In our system we don't use modular arithmetic at the start and the key lies in the mapping process against the permutation. After one mapping we have the same conditions as described by Shannon with N=1. Now let's assume we use the English Alphabet plus the three characters we added above and we have encrypted 29 characters. Will the next character change the N=1 status to N ≠ 1? Of course it will not, because the rules (frequencies, patterns etc) change with every new permutation, whilst in Shannon's proof for the OTP they don't.

The next step to decrypt/crack our cipher would be the Turing test and here too, it would fail. Turing and his team relied on the fact that a limited amount of rotors and a substantial amount of data was present, which would allow them to identify frequencies and pattern that could possibly represent them in a natural language (German in this case). It also required that messages sent were using the same rotor settings and not changed for each message for a period of time. Our encryption uses for each message a different start permutation and each character uses a different permutation. With that each plaintext character has a 1/29 probability.

As we metioned above we now add a random key and use one column (in this case U, but it could be any of the available columns) to add a random character with each transposition character and apply modular arithmetic. This will prevent Shannon's Entropy or a Turing Test to crack our cipher and require a brute force attack, providing all possible characters that fit the length of our plaintext.

1. J(7) + Y(24) = 31(modular arithmetic) = 2(C)
2. V(4) + W(22) = 26(modular arithmetic) = 26(Z)
3. .................
4. .................
.................
12. Z(27) + L(11) = 38(modular arithmetic) = 9(H)

'*' Modulus 29

Do we have to send the key characters (column U), a point raised by some comments we received? If we look at the above table we know that this is not needed. Sender and recipient share a secret (Permutation of the Alphabet). The Sender supplies a code that will be used by the recipient to create the first permutation used for encryption and decryption. With that the recipient has the first part of the secret needed to decrypt the message (column U are in sink at both sites), the character Y. The second part needed is the cipher character C, which the sender provides. Now the recipient has only to reverse the modular arithmetic step and J will be the decrypted transposition character.

With character J we also have the information for the second permutation. All characters up to and including J move to the end of the permutation in reversed order and I becomes the first character in the second permutation. Sender and recipient's column (U) are back in sink and the next character is encrypted the same way.

At the end of the complete encryption we have a cipher that can be transmitted without a second transmission for the key. Now it doesn't matter if we look at Shannon's entropy or Alan Turing's test. Both have to go through all possible combinations, because the original plaintext has been turned into a random transposition string, with each character having a N=1 status. As we all know a random string of characters doesn't inherently hold patterns or frequencies that would be recognizable.

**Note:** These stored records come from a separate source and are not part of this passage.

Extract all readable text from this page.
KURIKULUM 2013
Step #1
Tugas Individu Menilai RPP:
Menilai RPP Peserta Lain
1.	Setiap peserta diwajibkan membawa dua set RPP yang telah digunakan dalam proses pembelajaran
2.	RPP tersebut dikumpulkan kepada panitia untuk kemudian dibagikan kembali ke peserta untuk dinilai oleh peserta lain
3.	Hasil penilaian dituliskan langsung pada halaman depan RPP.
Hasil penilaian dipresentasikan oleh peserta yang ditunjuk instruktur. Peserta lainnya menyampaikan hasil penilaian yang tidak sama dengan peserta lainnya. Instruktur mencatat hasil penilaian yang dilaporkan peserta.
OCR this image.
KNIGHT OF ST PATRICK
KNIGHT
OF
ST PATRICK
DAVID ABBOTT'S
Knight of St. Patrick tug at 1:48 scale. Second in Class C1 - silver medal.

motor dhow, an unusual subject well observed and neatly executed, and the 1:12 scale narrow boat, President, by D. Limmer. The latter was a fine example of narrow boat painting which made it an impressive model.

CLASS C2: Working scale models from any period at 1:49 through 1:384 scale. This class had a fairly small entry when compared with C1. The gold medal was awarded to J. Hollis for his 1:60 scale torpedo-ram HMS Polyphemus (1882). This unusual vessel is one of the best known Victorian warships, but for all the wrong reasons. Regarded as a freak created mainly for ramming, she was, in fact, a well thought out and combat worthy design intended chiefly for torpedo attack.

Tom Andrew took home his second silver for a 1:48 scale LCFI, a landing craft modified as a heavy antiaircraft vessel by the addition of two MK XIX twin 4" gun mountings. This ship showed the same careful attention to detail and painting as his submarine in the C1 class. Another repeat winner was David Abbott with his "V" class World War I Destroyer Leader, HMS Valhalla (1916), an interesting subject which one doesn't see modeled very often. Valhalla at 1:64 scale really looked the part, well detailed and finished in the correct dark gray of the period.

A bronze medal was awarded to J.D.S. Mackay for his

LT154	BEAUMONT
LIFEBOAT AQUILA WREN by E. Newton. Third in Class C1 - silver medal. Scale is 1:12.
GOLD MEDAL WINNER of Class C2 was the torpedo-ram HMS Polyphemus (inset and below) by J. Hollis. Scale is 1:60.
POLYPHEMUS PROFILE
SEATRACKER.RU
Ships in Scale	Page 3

Of course we have to share a secret with the recipient of our encrypted message, but that isn't only confined to our system. Every encryption system relies on this fact. In public/ private encryption it is embeded in the encrypted message we send and in the so called secure EtoE ( end to end) encryption too. The differnce to our system is the secret (key) we have to share, which is a one time occasion. Our key depends on the alphabet we are using, either the hexadecimal (64 bits of key) or the binary (8 bits of key). Compare that with the current available systems and make your own judgement.

The only constant an attacker can rely on is that the lenght of the cipher fits the length of the original plaintext. A constant we will remove when we come to Compression & Encryption.